Nvidia Supercomputers Win Gordon Bell Prize for Climate AI

Two research collaborations using Nvidia-powered supercomputers have been recognised with Gordon Bell Prizes, highlighting how computational capacity is transforming the scientific method itself.
The awards, announced at SC25, the international conference for high-performance computing, recognised work on tsunami forecasting and climate modelling that could reshape how organisations approach disaster response and environmental planning.
Real-time tsunami prediction systems
The University of Texas at Austin, Lawrence Livermore National Laboratory and the University of California San Diego won the Gordon Bell Prize for developing a digital twin that issues real-time probabilistic tsunami forecasts based on a full-physics model. Applied to the Cascadia subduction zone in the Pacific Northwest, the system combines real-time sensor data with full-physics modelling and uncertainty quantification.
Tasks that would normally require 50 years on 512 graphics processing units (GPUs) were completed in just 0.2 seconds on the Alps and Perlmutter supercomputers.

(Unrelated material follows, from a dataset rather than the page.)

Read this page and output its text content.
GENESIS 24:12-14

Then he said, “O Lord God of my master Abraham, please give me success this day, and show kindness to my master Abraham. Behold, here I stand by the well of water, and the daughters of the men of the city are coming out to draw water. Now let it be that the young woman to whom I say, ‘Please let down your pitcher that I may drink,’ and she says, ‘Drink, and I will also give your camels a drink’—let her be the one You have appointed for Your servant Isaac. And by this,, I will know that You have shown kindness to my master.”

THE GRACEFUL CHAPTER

Omar Ghattas, Professor of Mechanical Engineering at the University of Texas at Austin, says: "For the first time, real-time sensor data can be rapidly combined with full-physics modelling and uncertainty quantification to give people a chance to act before disaster strikes."
Omar notes the framework "provides a basis for predictive, physics-based emergency-response systems across various hazards".
Kilometre-scale global climate modelling
A second team from the Max Planck Institute for Meteorology, German Climate Computing Centre, Swiss National Supercomputing Centre, Jülich Supercomputing Centre, ETH Zurich, the University of Hamburg and Nvidia won the Gordon Bell Prize for Climate Modelling for their work on the ICON Earth system model.
The ICON model simulates the entire Earth's systems at kilometre-scale resolution, capturing the flow of energy, water and carbon through the atmosphere, oceans and land. Running on Jupiter, Europe's first exascale supercomputer capable of performing a quintillion calculations per second and hosted at Jülich Supercomputing Centre, the model achieved what researchers describe as a world record in global climate simulation.
The system can simulate approximately 146 days every 24 hours, enabling climate projections decades forward with efficiency that traditional models cannot match.
Daniel Klocke, Computational Infrastructure and Model Development Group Leader at Max Planck Institute for Meteorology, says integrating all components of the Earth system in ICON "at a resolution of 1 kilometre allows researchers to see full global Earth system information on local scales and learn more about the implications of future warming for both people and ecosystems".
Hardware infrastructure enabling discoveries
The research teams used three supercomputers for their work. Alps, hosted at the Swiss National Supercomputing Centre, is powered by more than 10,000 Nvidia GH200 Grace Hopper Superchips, which combine a central processing unit with a graphics processing unit on a single module. Perlmutter, hosted at the National Energy Research Scientific Computing Center in California, runs on Nvidia accelerated computing hardware.
Thomas Schulthess, Director of the Swiss National Supercomputing Centre, says: "At CSCS, we don't just support open science – we accelerate it."
Thomas adds that the work by this year's five Gordon Bell finalists "stand as irrefutable proof: without the Alps supercomputer, these scientific discoveries simply would not exist".
Additional computational breakthroughs recognised
Five teams were shortlisted for the prizes, with projects spanning climate modelling, materials science, fluid simulation, geophysics and electronic design.
Oak Ridge National Laboratory and Nvidia developed ORBIT-2, an AI foundation model for weather and climate downscaling that creates high-resolution data from lower-resolution sources, enabling teams to capture localised phenomena, including urban heat islands and extreme precipitation events.
ETH Zurich developed QuaTrEx, a package of algorithms for nanoscale electronic device modelling. Running on Alps with Nvidia GH200 Superchips, the system can simulate devices with more than 45,000 atoms using 64-bit floating-point precision.
The Georgia Institute of Technology, working with Nvidia, also developed MFC, an open-source solver for fluid flow simulation used in spacecraft design. Running on Alps, the system enables simulation four times faster and with over five times greater energy efficiency than the previous benchmark.
Spencer Bryngelson, Assistant Professor in Computational Science and Engineering at the Georgia Institute of Technology, says the team's "new information geometric regularisation method, combined with the Nvidia GH200 Superchip's unified virtual memory and mixed-precision capabilities, has substantially improved the efficiency of simulating complex computational fluid flows, enabling us to simulate rocket engine plumes at unprecedented scales".